Walking back and forth on the hard concrete caused serious damage to Ben’s footpads and it was clear that this was hardly a proper environment for a wild bear. Thankfully, some compassionate visitors alerted PETA and the Animal Legal Defense Fund to Ben’s suffering and soon these two organizations filed a suit for his release. All evidence pointed to the conclusion that Ben was not being properly cared for and the judge ordered his release to Performing Animal Welfare Society’s (PAWS) ARK Sanctuary in California.
First Steps to Freedom
With the help of FedEx (yes that FedEx) Ben and his new team of caretakers were on their way from North Carolina to California. The flight crew dubbed the plane “Bear Force One” for the epic journey.
PETA writes that when Ben arrived at the sanctuary, it was likely the first time his paws had ever felt grass. Probably a great comfort after years of hard concrete. Within minutes, Ben was running through his new, spacious, 1.5-acre playground, going for a dip in the pool and exploring to his hearts content.
Check out this video of Ben’s first day at the sanctuary!
It’s amazing to see how quickly he adapts to his natural environment after six long years of living in a concrete prison cell. Quite the testament to the resiliency of animals.
Ben’s new home is part of the Bob Barker Bear Habitat, which was specifically designed for bears. The habitat includes trees, grass, natural vegetation and a large pool, much more suited to the needs of an adult black bear.
Ben was given proper food for the first time and allowed to interact with the sanctuary’s other black bears, Sampson and Cinnamon.
Ben spent his first week at the sanctuary foraging for food and learning what it means to be a wild bear again.
According to PAWS, the USDA suspended Jambbas Ranch Tour’s exhibitors license in January of 2014. The license cannot be restored until the facility is in full compliance of the Animal Welfare Act’s regulations. We can’t really say that we hope this happens any time soon …
Following the suspension of Jambbas’ license, Ben celebrated two happy years at ARK sanctuary! Although Ben’s story has a happy ending, he is a constant reminder of the suffering that many other bears are currently being forced to endure for the sake of human entertainment.
Every bear should get to experience the SWEET taste of freedom!

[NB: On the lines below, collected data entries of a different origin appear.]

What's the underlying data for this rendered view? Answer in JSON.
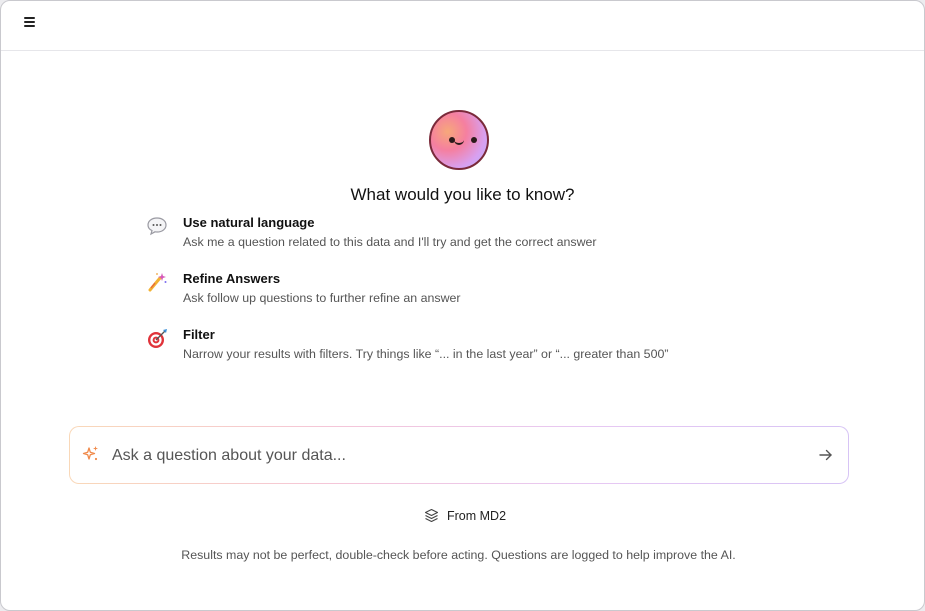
{
  "header": {
    "menu_icon": "hamburger-menu-icon"
  },
  "assistant": {
    "avatar_icon": "smiley-face-avatar",
    "headline": "What would you like to know?"
  },
  "features": [
    {
      "icon": "speech-bubble-icon",
      "title": "Use natural language",
      "description": "Ask me a question related to this data and I'll try and get the correct answer"
    },
    {
      "icon": "magic-wand-icon",
      "title": "Refine Answers",
      "description": "Ask follow up questions to further refine an answer"
    },
    {
      "icon": "target-icon",
      "title": "Filter",
      "description": "Narrow your results with filters. Try things like “... in the last year” or “... greater than 500”"
    }
  ],
  "search": {
    "placeholder": "Ask a question about your data...",
    "value": "",
    "sparkle_icon": "sparkle-icon",
    "submit_icon": "arrow-right-icon"
  },
  "source": {
    "icon": "layers-icon",
    "label": "From MD2"
  },
  "footer": {
    "disclaimer": "Results may not be perfect, double-check before acting. Questions are logged to help improve the AI."
  },
  "colors": {
    "accent": "#f08a4b",
    "text_primary": "#111111",
    "text_secondary": "#555555",
    "border": "#e6e6ea"
  }
}
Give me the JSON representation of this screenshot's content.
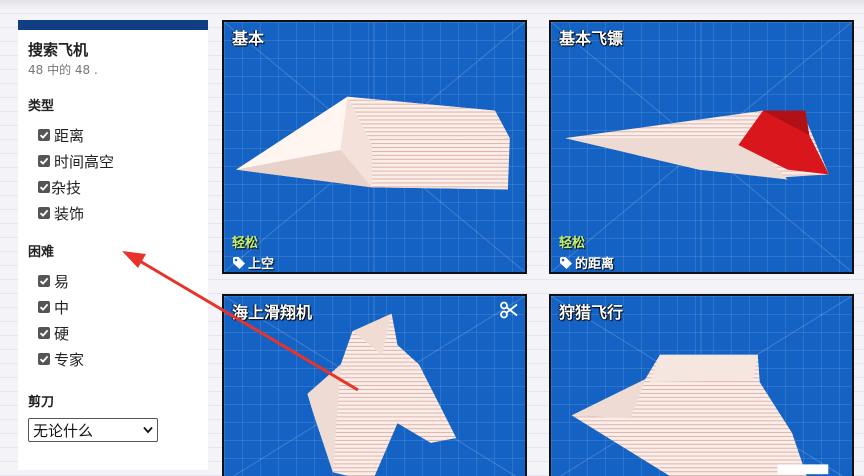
{
  "sidebar": {
    "title": "搜索飞机",
    "count": "48 中的 48 .",
    "sections": {
      "type": {
        "heading": "类型",
        "options": [
          "距离",
          "时间高空",
          "杂技",
          "装饰"
        ]
      },
      "difficulty": {
        "heading": "困难",
        "options": [
          "易",
          "中",
          "硬",
          "专家"
        ]
      },
      "scissors": {
        "heading": "剪刀",
        "selected": "无论什么"
      }
    }
  },
  "cards": [
    {
      "title": "基本",
      "difficulty": "轻松",
      "tag": "上空"
    },
    {
      "title": "基本飞镖",
      "difficulty": "轻松",
      "tag": "的距离"
    },
    {
      "title": "海上滑翔机"
    },
    {
      "title": "狩猎飞行"
    }
  ],
  "colors": {
    "sidebar_accent": "#0f3f82",
    "card_background": "#1463c4",
    "difficulty_text": "#c9f06a",
    "annotation_arrow": "#e8322a"
  }
}
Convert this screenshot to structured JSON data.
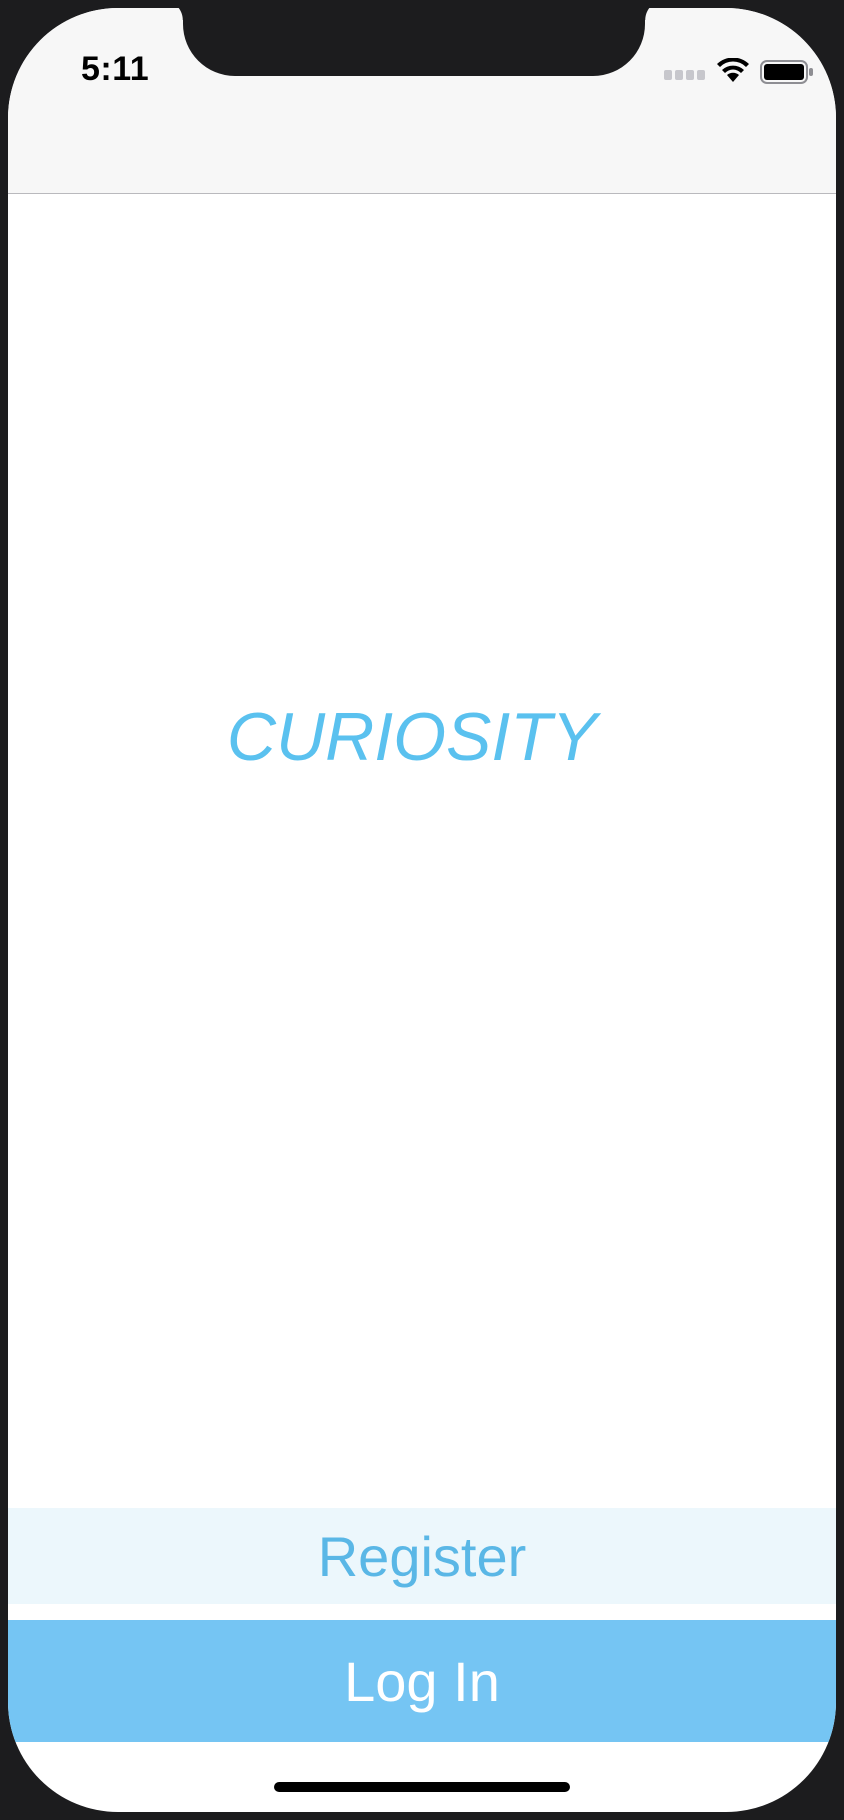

What You Can Do For Other Animals Like Ben
Tourist attractions that feature live animals are rarely focused on anything other than profit. Although some attractions boast their dedication to conservation, and claim their profits go towards helping other, non-captive species, it is important that you do all your research before buying a ticket. Are the animals kept on chains that greatly limit their movement? Are they being fed a proper diet? Were these animals captured from the wild?
Just like a zoo or a circus, roadside tourist attractions perpetuate the idea that animals are here for our entertainment, and wrongly send the message that animals “enjoy” performing for an audience. When you understand the basic needs and behaviors of wild animals, it becomes readily apparent that living on a chain in a small enclosure without mental stimulation or companionship goes against anything natural. Unlike cats or dogs, wild animals have not evolved to live with humans and forcing them to do so is only to their detriment.
Education is the first step in ending the abuse of animal tourist attractions. Share Ben’s story with your friends and be sure to report any animal abuse or neglect you might encounter. Without the help of the kind people who reported Ben’s sad condition to PETA and ALDF, he might not have been rescued. Remember, animals can’t speak, so it is our duty to speak up for them!